Pobreza em evidência no Brasil

Enviada em 19/10/2020

Na novela Totalmente Demais, a personagem Eliza decide migrar de cidade e começa a vender flores para ajudar financeiramente a sua família. Analogamente fora da ficção, muitos jovens se encontram em situação de extrema pobreza e sem perspectiva de melhora. Logo, evidencia-se o caótico estado de miséria no Brasil, que prevalece em virtude da ausência de empregos e a carência de estímulo na educação.

Em primeira análise, a falta de opções trabalhistas é causada pela má distribuição da carga horária dos funcionários. Segundo Hans Jonas, um filósofo alemão, “Uma sociedade saudável é aquela que é capaz de reconhecer e mitigar suas enfermidades sociais.” Sob tal ótica, o Brasil está doente, visto que a incongruente segregação atiça as diferenças econômicas martirizando as pessoas com longas e exaustivas horas de trabalho, ao invés de redividí-las em perídos menores e inserir os desempregados também.

Ademais, a escassez de incentivos educacionais é produzida pela negligência governamental nessa área. De acordo com Arthur Lewis, um economista britânico, “Educação nunca foi despesa. Sempre foi investimento com retorno garantido.” Dessa forma, o descaso do Estado com o ensino gera drasticamente adultos com baixo nível de formação, e em muitas das vezes, com apenas o fundamental concluído. Consequentemente, fomenta-se o não desenvolvimento do país, porque estes cidadãos, em sua maioria pobres, poderão somente contribuir um pouco para a evolução, ou seja, sem o retorno dito por Lewis.

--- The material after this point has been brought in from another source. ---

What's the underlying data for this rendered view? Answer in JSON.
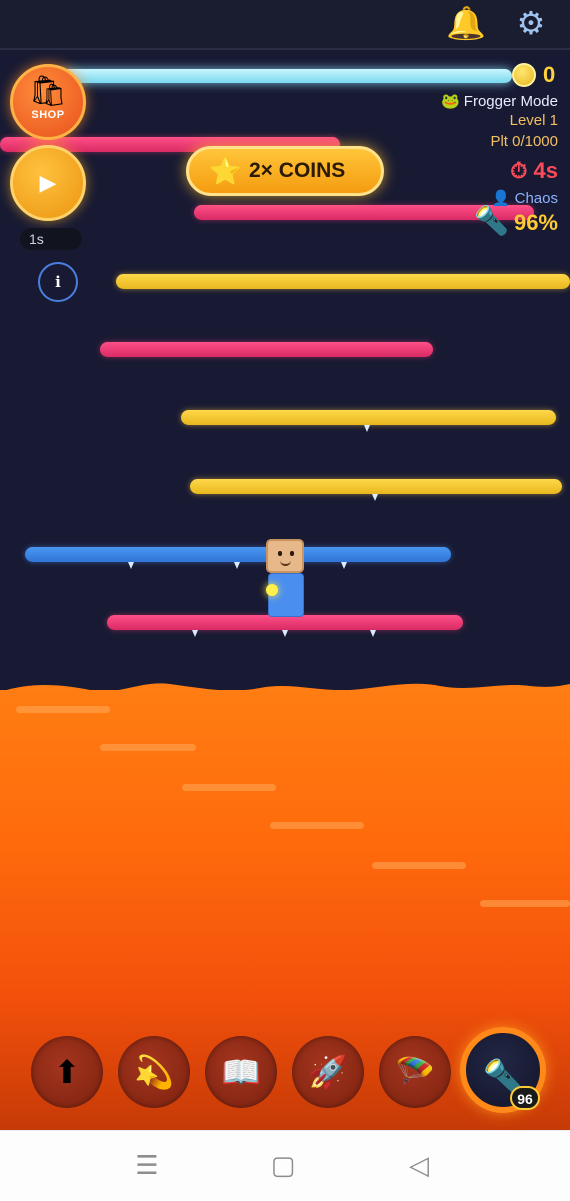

Portanto, faz-se necessário a resolução do impasse. Destarte, urge que o Ministério da Educação e o Ministério do Trabalho criem o projeto “Pobreza Jamais”. Nele deve constar que todos os portos empregatícios deverá dividir seu horário de serviço em três turnos com três grupos de empregados diferentes em cada um deles. Isso deverá ocorrer por meio de capital governamental e espera-se com essa ação a diminuição da pobreza. Sendo assim, realidades como a de Eliza serão extintas.